EP0042 shows promising early clinical efficacy in patients with pretreated acute myeloid leukemia, according to investigators.
The FDA has granted orphan drug designation to the investigational dual FLT-3 and Aurora kinase inhibitor EP0042 for the treatment of pretreated acute myeloid leukemia (AML), according to a press release from Ellipses Pharma.1
The designation followed data from a phase 1/2 trial (NCT04581512) that was presented at the 2022 American Society of Hematology (ASH) Annual Meeting. At the meeting, preliminary data indicated that EP0042 was safe and tolerable as monotherapy and provided evidence of prolonged disease control in pretreated patients with AML. The FDA originally accepted an investigational new drug application for EP0042 in February 2023.
“The designation is an important milestone in the development of EP0042 and underscores the work we are already undertaking towards accelerating its potential access to patients,” Rajan Jethwa, MA, MRCS, chief executive officer and co-founder of Ellipses, said in the press release. “We believe its early clinical data merits its continued study, and this FDA decision further focuses our vision as we continue our drive towards bringing EP0042 to more patients.”
The data read out at ASH indicated that no dose-limiting toxicities associated with EP0042 were identified.2 Of 25 patients across 6 dosing cohorts, patients had a median number of 2 (range, 1-6) prior lines of therapy, with some receiving a prior FLT3 inhibitor. Additionally, common adverse effects included febrile neutropenia, fatigue, diarrhea, peripheral edema, and dizziness.

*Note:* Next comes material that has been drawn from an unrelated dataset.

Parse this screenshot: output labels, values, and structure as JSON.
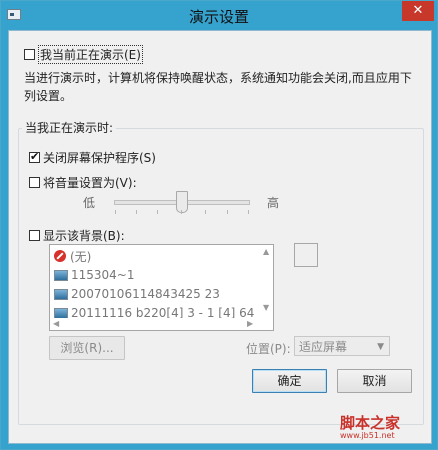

EP0042’s dual inhibition of FLT3 and Aurora kinase has previously demonstrated the ability to overcome FLT3 inhibition resistance in both in-vitro and in-vivo clinical models.
In the multi-part, open-label, modular phase 1/2 trial, investigators evaluated the safety and tolerability of EP0042 in pretreated patients with AML. In the trial, patients received EP0042 orally in 20 mg to 50 mg capsules.
The primary end point of the trial was incidence of dose-limiting toxicities for up to the first cycle of treatment or 28 days.
Patients 18 years and older with pathologically documented AML were eligible for enrollment on the trial. Additional inclusion criteria included having the ability to swallow and retain oral medication, sufficient life expectancy to complete at least 1 cycle or 28 days of treatment, and an ECOG performance status of 0 to 2 at screening.
Patients with suspected brain or leptomeningeal metastases or acute promyelocytic leukemia were not eligible for enrollment on the trial. Patients were also unsuitable for enrollment if they had received systemic anti-cancer therapy within 4 weeks of beginning study treatment, underwent autologous or allogeneic transplantation within 90 days of study initiation, had inadequate liver function, any severe cardiac or respiratory conditions that could jeopardize patient safety during treatment, or any malignant disease or other than AML.
“We are excited to continue the positive momentum in the clinical development of this drug, including progressing the ongoing phase 1/2 trial following the [investigational new drug application] received earlier this year,” Tobias Arkenau, global head of drug development and chief medical officer of Ellipses, concluded.